Other works in this series included “Paper Waitress” (2000), “I Remember” (2013), and “Cleanse” (2009), this last work performed by Mulgrew in a big, spot-lit wash basin where she luxuriates in the womanly pleasures of a bath—a spiritual as much as a physical purification.
 
After intermission, guest artist Ashley Searles performed Elevation, a new work inaugurating her Philadelphia performance career following years with companies such as Parsons Dance and Liz Lerman Dance Exchange. Against a grainy video backdrop of a rising moon that eventually floats off the screen, Searles, in stark black-and-white and pointe shoes, riles, rolls and rises like an awkward mermaid finding newly grown legs. Along with the moon behind her, Searles rises to fullness, showing her considerable capacities to turn, stretch and balance, before sinking again to the floor—apparently much the wiser and satisfied for her moments of verticality and power.
 
Mulgrew’s new work, World of Dreams, was introduced in the program by a series of questions, including “What is and what makes an American? Is the American dream alive, breathing, misplaced, or has it been absorbed and impacted by the world we all live in?” The work opens with a quartet of dancers who follow Tait’s high-lifted white flag with movements that hint at Middle Eastern or Indian dance with mudras, flexed feet and eye gestures.
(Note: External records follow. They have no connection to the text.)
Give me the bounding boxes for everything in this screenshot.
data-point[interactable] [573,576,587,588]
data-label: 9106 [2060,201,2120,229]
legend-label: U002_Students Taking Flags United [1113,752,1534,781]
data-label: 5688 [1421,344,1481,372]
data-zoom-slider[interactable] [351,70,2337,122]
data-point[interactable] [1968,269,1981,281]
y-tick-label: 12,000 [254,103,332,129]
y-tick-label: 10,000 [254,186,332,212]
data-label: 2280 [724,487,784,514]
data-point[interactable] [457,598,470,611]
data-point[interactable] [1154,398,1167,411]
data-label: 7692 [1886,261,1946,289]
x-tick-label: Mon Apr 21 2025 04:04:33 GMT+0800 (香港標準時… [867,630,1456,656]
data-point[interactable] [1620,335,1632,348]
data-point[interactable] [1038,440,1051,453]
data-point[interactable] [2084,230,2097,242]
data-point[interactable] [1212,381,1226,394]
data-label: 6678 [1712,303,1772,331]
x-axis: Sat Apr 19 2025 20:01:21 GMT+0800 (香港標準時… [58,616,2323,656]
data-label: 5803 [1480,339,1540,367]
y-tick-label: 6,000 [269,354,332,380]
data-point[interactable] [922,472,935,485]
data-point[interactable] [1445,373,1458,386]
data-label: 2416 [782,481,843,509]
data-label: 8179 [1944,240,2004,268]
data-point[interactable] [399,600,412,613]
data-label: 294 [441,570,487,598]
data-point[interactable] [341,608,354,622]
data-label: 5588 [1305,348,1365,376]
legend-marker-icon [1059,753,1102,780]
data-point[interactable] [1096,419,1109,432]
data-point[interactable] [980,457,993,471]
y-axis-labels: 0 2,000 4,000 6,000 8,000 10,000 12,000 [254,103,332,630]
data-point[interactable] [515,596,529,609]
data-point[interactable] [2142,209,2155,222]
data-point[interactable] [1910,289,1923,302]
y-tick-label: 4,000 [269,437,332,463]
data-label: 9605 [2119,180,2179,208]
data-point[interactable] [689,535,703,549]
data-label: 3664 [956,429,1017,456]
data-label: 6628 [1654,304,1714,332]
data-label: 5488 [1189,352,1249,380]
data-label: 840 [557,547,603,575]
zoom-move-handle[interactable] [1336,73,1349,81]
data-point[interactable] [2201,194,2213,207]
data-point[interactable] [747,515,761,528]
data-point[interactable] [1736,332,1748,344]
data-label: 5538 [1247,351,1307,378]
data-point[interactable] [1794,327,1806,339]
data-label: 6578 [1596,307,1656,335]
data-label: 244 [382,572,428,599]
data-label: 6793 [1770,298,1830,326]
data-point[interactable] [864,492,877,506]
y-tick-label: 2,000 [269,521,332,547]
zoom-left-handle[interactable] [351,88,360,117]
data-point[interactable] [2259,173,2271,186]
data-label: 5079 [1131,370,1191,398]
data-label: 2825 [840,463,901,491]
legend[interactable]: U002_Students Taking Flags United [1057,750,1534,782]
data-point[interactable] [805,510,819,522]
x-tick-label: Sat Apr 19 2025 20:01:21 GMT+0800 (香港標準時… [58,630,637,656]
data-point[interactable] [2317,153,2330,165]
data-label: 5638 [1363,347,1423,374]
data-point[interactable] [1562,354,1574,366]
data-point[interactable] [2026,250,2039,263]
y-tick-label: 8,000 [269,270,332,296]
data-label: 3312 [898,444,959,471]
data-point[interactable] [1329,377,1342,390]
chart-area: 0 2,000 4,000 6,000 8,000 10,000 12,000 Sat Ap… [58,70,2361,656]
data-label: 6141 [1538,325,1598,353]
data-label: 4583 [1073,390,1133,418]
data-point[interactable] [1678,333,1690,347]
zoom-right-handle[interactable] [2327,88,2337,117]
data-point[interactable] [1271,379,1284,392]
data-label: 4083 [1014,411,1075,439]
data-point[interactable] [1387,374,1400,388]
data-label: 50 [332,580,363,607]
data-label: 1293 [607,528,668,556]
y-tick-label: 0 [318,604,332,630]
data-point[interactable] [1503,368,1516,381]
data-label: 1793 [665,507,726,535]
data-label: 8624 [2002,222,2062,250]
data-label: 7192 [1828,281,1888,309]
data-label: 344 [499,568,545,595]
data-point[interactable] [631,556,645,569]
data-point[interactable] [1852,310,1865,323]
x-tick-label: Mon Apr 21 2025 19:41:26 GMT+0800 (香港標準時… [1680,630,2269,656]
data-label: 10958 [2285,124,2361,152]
A “Dance Hall” scene follows (here’s the Harry James music), with dancers hugging, whispering, giggling, swaying and partner-dancing. The movement becomes lusher and bigger, and breaks from pairs to a quintet dancing deliciously together until hoisting one of them (Megan Wilson Stern) aloft in a friendly, smiling pose. To a series of voice-overs about “what it means to be an American,” six dancers march, pivot, flail arms and bob heads, only to be calmed by Mulgrew’s entrance – now it is she bearing the white flag – as she slowly journeys across the stage’s long diagonal to wipe the space clear of the group’s sometimes chaotic images. For the last section of this work, “Hopes, Dreams, Aspirations,” the dancers don white-feathered wings. At first, I wondered if these were to represent American eagles, or maybe snowy owls—some of which flew over Pennsylvania this winter—but I soon realized the symbolism pointed to angels. The dancers carry and fly one another overhead, sway in a circle, dance big and wide, crash to the floor and then rise again, until an emotionally frenzied ending comes to a sudden halt as the lights fade. This work best illuminated the program’s dedication to Mulgrew’s recently deceased father, Robert Mulgrew.
 
It’s no minor feat to keep a company going for 28 years, as Anne-Marie Mulgrew has done. I’m glad she’s been able to grace Philadelphia with her persistence and generous programming. Onward!
 
 
Anne-Marie Mulgrew & Dancers Co., Christ Church Neighborhood House, May 16-18.